The computational fluid dynamics (CFD) approach is used to simulate the behavior of blood within a segment of the aorta, before and after the abdominal bifurcation. The adopted procedure allows reconstructing the detailed vascular geometry from high-resolution computerized tomography (CT scan) and generating the mesh on which the equations of fluid mechanics are discretized and solved, in order to derive pressure and velocity field during heartbeats.

Results

The main results are obtained in terms of local velocity fields and wall pressures. Within the endobags, velocities are usually quite regular during the whole cardiac cycle for the post-implanted condition, whereas they are more irregular for the migrated case. The largest differences among the two cases are observed in the shape and location of the recirculation region in the rear part of the aorta and the region between the endobags, with the formation of a gap due to the migration of one or both of the two.

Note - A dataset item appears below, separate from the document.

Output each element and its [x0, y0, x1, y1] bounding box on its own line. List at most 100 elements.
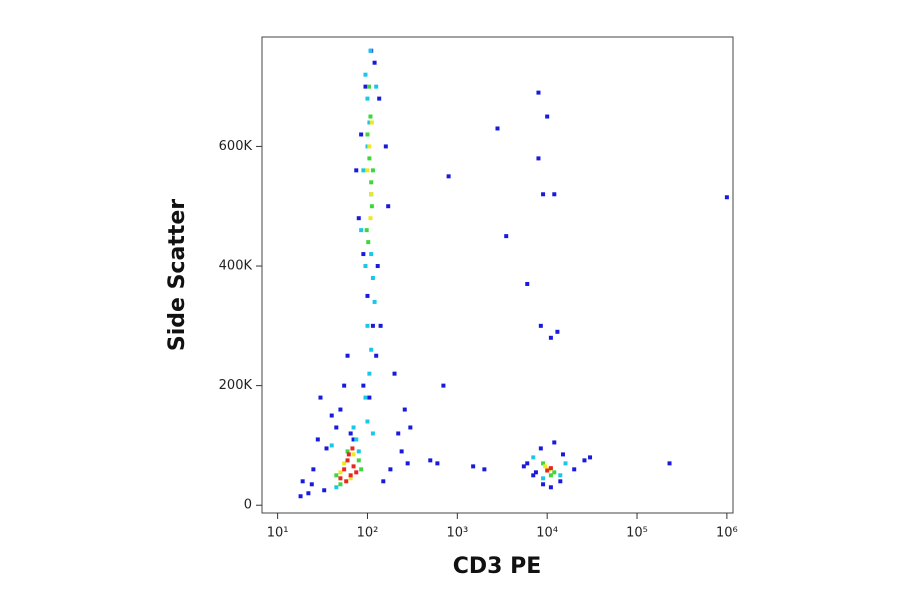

In this gap, the pressure fields are highly different among the two conditions, showing pressure peaks and pressure gradients at least four times larger for the migrated case in comparison to the post-implanted condition.

Conclusions

In this paper, the migration of one or both endobags is supposed to be related to the existing differential pressures acting in the gap formed between the two, which could go on pushing the two branches one away from the other, thus causing aneurysm re-activation and endoleaks. Regions of flow recirculation and low-pressure drops are revealed only in case of endobag migration and in presence of an aneurysm. These regions are supposed to lead to possible plaque formation and atherosclerosis.

中文翻译：

---

血管内动脉瘤封闭 (EVAS) 系统故障的流体动力学

目的

这项工作的主要目的是研究 EVAS（血管内动脉瘤封闭术）中发生的血流动力学现象，以了解它们是否以及如何导致 1a 型内漏和重新干预。为此，基于计算流体力学的方法被实施为检查特定 EVAS 配置行为的工具，从术后条件开始。对于 Nellix 的两种配置，压力和速度场进行了详细和比较，一种是在正确植入后获得的，另一种是在病理条件下，由于内袋的迁移或错位。

方法

计算流体动力学 (CFD) 方法用于模拟腹部分叉前后主动脉段内的血液行为。所采用的程序允许从高分辨率计算机断层扫描 (CT 扫描) 重建详细的血管几何结构，并生成网格，在该网格上离散化和求解流体力学方程，以推导出心跳期间的压力和速度场。

结果

主要结果是根据局部速度场和壁压力获得的。在内袋中，对于植入后的情况，在整个心动周期中的速度通常是相当有规律的，而对于迁移的情况，它们的速度则更加不规则。两种情况之间最大的差异在于主动脉后部再循环区域和内袋之间区域的形状和位置，由于两者之一或两者的迁移而形成间隙。在这个间隙中，两种条件之间的压力场差异很大，与植入后条件相比，迁移情况下的压力峰值和压力梯度至少大四倍。

结论

在本文中，一个或两个内袋的迁移被认为与作用在两者之间形成的间隙中的现有压差有关，这可能会继续推动两个分支一个远离另一个，从而导致动脉瘤重新激活和内漏。仅在内袋迁移和存在动脉瘤的情况下才会显示流动再循环和低压降区域。这些区域应该会导致可能的斑块形成和动脉粥样硬化。